# gear chart n more



## 4ThePinkRacing (Apr 30, 2010)

here is a little excel thing i been working on .. if you dont have excel openoffice.org is free ...
i link to the org post as not need 3 or 4 diff areas for downloading and if updates later its all in one place 

http://www.hobbytalk.com/bbs1/showpost.php?p=3562706&postcount=162


----------



## 4ThePinkRacing (Apr 30, 2010)

if you have used this .. let me know how you like and any issues with it or add in's you might like to see ... 

iam working on adding speed but not sure how i want to add it .. by track lap times and/or by gearing .... or both ..
there is a way to do TQ lap times to Your own times .. but it isnt full tested yet .. seems a lil buggy does change your pin but not your spur so working on maybe both or it gives a rollout to change to but again lots of math i dont know or have .. for all this .. 

also if anyone knows the math for track length to get rollout for track not knowing rollout .. or any math you may think of for anything not on chart be glad to pm me the info .. and ill add your name to the credits .. if used .. 

thanks


----------



## jdearhart (May 11, 2006)

Looks good, but it would be nice to be able to edit the pinions to go smaller than a 40 and bigger than a 50. Maybe just set it up to change the "40" to "30" and then have the program populate the rest of the pinion fields ten at a time. Ex. - Type in 30 in the first field, and then have the program add 31, 32, 33, 34, etc. Good job!


----------



## fredracer (Nov 21, 2001)

i thought the same, however there is one box in yellow-type in the mid range of your gearing. it will update above and below


----------



## jdearhart (May 11, 2006)

fredracer said:


> i thought the same, however there is one box in yellow-type in the mid range of your gearing. it will update above and
> 
> below


Cool.
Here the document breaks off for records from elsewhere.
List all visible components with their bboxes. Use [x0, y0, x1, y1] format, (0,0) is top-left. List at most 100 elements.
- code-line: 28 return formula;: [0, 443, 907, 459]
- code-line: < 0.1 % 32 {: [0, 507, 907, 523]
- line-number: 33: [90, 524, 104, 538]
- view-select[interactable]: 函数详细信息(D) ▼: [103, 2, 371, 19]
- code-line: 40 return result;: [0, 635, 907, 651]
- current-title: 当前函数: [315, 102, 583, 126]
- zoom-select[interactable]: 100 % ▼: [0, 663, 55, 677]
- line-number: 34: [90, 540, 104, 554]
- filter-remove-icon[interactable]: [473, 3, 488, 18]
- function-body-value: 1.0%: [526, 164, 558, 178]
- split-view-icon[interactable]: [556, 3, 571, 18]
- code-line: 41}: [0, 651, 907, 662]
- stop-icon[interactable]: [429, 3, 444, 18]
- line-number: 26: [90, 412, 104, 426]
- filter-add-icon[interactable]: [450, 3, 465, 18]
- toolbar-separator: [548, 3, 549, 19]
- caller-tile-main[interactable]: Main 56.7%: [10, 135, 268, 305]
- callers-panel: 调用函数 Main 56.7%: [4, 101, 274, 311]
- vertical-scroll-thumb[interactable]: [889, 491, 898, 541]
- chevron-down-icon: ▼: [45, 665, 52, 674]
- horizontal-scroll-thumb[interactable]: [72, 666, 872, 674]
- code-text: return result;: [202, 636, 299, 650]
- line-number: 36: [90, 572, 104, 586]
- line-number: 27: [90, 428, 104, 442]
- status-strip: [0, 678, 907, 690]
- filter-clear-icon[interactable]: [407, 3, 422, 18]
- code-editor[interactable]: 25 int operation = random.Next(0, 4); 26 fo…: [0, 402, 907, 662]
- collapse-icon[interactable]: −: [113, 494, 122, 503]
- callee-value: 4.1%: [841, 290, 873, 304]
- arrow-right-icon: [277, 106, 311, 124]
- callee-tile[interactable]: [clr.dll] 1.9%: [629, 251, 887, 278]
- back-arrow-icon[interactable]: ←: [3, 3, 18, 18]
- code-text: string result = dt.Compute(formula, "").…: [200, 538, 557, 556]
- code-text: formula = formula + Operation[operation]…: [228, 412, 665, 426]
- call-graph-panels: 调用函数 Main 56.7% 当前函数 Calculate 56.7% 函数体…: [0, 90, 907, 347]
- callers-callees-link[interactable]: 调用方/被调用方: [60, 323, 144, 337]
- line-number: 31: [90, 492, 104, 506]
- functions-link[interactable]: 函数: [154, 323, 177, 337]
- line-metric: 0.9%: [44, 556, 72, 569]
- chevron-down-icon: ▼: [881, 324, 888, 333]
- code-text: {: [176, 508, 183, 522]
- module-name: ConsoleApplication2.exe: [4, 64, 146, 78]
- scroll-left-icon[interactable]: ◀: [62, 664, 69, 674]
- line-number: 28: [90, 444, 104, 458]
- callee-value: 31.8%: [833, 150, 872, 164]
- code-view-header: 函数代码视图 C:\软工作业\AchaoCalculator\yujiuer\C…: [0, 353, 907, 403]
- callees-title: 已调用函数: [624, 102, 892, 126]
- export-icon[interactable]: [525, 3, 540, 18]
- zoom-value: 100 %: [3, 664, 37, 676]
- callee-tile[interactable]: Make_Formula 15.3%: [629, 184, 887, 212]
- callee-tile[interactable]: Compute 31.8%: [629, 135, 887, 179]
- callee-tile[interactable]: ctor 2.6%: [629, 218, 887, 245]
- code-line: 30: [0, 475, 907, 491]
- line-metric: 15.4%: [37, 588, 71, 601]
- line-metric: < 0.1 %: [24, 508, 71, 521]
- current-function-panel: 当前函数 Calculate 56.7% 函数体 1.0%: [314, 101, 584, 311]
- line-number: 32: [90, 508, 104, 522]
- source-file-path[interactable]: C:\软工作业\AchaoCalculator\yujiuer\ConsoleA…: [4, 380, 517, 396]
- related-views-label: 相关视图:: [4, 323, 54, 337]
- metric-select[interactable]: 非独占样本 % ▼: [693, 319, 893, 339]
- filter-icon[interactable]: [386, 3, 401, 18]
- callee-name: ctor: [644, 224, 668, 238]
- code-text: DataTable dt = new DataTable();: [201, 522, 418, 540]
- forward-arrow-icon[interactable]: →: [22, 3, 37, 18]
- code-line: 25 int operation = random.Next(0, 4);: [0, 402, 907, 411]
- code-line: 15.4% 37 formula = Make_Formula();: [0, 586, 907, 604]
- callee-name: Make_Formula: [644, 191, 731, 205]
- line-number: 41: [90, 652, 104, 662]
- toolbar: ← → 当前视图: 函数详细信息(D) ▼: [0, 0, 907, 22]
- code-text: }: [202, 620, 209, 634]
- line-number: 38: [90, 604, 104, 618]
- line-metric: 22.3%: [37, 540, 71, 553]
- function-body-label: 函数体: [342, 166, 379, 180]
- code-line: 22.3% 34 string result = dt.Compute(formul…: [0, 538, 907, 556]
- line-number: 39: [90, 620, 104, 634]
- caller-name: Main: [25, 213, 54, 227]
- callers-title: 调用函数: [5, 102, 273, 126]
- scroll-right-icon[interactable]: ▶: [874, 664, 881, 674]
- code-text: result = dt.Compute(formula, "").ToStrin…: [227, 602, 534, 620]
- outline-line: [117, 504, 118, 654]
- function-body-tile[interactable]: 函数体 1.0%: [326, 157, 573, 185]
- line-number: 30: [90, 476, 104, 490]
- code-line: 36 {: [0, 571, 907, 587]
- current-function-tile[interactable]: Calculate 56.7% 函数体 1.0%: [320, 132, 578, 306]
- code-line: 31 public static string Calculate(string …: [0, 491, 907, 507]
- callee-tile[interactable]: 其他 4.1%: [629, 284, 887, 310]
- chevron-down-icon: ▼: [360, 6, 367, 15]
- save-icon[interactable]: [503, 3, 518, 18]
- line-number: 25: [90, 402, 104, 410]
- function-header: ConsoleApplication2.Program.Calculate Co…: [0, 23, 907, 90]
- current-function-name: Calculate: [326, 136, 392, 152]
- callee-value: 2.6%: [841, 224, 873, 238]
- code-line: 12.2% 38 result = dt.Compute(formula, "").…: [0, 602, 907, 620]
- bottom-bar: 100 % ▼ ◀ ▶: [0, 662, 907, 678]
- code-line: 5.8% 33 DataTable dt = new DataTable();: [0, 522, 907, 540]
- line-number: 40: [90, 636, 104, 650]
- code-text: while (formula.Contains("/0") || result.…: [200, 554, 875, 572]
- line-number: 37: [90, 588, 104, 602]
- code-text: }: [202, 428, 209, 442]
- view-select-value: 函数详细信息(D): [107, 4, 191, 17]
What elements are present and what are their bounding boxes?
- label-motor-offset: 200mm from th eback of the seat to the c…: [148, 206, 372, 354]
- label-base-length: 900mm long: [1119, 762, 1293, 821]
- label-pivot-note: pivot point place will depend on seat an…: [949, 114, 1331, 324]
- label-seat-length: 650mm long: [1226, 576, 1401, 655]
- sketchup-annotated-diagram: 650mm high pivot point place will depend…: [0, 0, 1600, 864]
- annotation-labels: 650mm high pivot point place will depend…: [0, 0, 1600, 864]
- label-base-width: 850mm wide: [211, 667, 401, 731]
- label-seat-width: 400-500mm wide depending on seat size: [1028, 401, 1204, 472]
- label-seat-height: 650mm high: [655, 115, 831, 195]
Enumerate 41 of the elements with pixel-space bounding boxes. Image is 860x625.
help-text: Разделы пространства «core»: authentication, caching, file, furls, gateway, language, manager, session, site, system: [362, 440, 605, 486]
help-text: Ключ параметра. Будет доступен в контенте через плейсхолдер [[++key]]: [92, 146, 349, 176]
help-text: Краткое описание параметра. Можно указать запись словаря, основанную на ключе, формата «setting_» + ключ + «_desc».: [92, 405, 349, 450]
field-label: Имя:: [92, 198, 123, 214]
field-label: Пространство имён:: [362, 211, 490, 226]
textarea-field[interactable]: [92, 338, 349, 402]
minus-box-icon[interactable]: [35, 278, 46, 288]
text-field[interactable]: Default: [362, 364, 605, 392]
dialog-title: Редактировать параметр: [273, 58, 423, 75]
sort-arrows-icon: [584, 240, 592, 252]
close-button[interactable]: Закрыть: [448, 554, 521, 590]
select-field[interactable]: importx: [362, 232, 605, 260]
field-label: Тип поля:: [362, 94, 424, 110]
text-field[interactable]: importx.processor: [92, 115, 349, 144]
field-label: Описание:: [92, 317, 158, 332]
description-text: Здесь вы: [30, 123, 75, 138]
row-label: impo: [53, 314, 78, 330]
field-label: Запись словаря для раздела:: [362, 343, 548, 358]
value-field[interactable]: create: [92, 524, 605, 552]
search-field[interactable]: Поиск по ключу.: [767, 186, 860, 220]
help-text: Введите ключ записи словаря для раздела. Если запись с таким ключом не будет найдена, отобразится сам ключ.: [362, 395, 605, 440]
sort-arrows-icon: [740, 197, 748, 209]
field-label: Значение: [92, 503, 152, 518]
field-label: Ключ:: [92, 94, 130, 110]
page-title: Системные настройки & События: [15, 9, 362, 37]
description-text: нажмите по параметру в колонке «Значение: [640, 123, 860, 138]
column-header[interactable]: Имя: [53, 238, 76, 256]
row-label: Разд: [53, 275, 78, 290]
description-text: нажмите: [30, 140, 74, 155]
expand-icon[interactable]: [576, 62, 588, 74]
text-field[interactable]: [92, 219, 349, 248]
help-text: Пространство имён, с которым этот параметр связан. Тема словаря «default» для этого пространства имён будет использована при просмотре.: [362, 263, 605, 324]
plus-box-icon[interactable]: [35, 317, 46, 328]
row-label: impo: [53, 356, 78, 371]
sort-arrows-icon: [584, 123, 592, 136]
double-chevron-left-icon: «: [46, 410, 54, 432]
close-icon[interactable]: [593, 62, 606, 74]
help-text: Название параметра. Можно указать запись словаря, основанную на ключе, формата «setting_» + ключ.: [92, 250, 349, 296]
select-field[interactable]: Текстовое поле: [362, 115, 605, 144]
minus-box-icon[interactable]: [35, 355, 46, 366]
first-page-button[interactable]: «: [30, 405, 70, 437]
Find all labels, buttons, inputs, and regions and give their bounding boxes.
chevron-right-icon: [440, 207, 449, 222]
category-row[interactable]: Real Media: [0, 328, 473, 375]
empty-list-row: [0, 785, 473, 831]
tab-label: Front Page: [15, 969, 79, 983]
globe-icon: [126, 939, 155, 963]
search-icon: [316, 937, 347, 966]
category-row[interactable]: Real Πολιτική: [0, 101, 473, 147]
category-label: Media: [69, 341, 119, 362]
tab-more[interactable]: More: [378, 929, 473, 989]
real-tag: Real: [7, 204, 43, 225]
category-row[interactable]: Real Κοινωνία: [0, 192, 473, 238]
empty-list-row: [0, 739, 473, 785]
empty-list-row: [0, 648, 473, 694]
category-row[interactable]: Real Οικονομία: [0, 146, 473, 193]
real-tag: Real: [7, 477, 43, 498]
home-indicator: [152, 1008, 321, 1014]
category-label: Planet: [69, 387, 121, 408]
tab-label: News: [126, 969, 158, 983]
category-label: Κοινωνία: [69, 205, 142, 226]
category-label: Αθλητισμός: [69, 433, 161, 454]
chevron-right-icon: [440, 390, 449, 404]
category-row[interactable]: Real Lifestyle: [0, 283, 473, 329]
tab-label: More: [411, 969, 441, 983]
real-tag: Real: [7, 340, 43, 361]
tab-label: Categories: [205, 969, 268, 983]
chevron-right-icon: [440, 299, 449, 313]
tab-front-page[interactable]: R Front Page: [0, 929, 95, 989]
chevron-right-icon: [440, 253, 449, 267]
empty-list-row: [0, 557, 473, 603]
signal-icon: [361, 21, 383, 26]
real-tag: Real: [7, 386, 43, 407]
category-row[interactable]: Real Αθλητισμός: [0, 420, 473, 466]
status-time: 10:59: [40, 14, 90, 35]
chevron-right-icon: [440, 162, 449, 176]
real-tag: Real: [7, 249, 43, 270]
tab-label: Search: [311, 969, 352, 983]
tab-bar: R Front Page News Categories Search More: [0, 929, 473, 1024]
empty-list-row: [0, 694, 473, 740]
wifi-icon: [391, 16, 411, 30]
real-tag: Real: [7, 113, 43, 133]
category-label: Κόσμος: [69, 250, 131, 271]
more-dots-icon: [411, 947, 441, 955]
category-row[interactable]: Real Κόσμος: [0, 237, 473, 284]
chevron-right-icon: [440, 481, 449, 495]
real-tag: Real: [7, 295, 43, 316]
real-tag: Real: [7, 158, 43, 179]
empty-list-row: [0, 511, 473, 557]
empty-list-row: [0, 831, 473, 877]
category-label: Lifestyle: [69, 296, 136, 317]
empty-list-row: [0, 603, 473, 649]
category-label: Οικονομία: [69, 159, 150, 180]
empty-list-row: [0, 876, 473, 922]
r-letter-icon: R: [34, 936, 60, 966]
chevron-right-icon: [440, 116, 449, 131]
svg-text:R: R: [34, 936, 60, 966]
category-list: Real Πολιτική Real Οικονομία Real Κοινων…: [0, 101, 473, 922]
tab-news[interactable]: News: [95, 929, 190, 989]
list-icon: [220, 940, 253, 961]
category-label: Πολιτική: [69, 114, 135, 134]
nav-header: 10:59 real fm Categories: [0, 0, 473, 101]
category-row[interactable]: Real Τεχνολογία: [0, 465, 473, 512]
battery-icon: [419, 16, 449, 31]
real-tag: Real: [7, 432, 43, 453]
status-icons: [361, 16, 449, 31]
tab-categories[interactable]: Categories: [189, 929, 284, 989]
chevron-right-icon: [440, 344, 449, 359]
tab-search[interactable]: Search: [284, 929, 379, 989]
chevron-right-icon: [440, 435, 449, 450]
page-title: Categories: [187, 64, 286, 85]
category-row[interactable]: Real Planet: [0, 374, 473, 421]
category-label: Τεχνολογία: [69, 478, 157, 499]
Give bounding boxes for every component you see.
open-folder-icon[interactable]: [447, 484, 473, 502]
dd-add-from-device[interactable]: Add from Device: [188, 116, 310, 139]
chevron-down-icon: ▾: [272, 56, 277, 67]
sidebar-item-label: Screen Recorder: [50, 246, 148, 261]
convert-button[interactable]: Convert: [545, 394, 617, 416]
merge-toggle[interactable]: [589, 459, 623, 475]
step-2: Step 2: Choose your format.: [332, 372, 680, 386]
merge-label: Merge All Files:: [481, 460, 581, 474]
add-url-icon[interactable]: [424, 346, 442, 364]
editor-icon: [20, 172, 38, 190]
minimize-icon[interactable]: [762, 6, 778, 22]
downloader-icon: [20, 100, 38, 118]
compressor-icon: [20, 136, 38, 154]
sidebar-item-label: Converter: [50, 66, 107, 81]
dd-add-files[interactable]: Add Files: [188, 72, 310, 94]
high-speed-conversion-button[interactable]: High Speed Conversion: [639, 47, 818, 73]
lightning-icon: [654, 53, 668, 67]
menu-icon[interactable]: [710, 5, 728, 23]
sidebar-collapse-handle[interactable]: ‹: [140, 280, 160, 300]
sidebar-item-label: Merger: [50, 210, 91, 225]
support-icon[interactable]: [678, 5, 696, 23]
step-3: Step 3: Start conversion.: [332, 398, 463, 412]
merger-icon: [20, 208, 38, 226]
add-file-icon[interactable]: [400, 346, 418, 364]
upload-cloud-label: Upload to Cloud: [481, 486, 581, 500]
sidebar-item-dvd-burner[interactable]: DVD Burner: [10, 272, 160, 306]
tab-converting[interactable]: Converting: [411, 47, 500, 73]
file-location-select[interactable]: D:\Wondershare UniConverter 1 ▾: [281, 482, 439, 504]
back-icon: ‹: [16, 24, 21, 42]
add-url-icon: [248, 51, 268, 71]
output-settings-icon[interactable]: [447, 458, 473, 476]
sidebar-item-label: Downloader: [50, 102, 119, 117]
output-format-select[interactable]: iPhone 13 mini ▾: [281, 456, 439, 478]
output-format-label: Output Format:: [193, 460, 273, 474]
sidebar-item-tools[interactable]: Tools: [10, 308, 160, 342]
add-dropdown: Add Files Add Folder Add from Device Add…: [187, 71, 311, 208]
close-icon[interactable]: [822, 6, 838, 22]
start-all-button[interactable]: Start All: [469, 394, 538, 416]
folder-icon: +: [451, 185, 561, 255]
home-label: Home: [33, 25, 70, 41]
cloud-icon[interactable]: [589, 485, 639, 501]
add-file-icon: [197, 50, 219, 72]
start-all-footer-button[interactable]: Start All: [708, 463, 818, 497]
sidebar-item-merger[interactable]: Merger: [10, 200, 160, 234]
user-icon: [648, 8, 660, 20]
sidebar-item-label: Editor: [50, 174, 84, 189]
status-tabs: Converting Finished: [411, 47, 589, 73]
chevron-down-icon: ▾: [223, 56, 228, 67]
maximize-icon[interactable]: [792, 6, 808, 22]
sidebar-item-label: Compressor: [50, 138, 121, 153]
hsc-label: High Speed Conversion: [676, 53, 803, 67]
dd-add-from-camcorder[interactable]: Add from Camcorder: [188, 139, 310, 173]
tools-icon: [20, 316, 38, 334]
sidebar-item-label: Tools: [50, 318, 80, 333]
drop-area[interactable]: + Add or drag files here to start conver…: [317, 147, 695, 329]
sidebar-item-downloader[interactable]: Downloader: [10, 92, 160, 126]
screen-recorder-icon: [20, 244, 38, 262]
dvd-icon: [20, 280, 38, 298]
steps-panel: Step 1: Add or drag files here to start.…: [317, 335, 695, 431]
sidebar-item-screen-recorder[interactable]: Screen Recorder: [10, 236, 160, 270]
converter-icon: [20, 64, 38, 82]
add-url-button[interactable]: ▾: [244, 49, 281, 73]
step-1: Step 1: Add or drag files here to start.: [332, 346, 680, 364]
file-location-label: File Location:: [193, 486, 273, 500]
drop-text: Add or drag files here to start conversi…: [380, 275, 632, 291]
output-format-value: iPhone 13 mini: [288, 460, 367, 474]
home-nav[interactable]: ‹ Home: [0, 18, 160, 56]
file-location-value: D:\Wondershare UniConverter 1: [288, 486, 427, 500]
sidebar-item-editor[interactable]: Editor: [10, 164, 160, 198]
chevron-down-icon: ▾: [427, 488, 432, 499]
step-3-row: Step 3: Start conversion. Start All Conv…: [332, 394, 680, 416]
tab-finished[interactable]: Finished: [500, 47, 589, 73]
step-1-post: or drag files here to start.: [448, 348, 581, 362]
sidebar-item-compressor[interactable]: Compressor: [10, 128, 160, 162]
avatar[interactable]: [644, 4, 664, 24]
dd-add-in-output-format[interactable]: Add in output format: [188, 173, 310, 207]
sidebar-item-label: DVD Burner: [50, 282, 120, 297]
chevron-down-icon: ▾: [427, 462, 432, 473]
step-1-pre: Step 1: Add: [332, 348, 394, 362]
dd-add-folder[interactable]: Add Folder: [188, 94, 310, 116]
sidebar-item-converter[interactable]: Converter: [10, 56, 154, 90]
Didn't catch that! :thumbsup:


----------



## 4ThePinkRacing (Apr 30, 2010)

fredracer said:


> i thought the same, however there is one box in yellow-type in the mid range of your gearing. it will update above and below


yep it does it auto for u .. up and down .. middle of the chart in yellow ..

so you can enter say 34 and it goes down 8 pins and up 8 pins ..
i figured 8 up and 8 down was good lol 

great tho keep the comments and ideas comming folks 

thank you for the good word glad you enjoy so far


----------



## 4ThePinkRacing (Apr 30, 2010)

any more ideas ...out there ?? iam working on speed and few other things for the thing.. if someone knows how to program in VB .. and like to help that would awsome ..


----------



## 4ThePinkRacing (Apr 30, 2010)

just a bump up for those not see this yet.. hope you all like so far .. well be updating but not sure when but next month or so ..


----------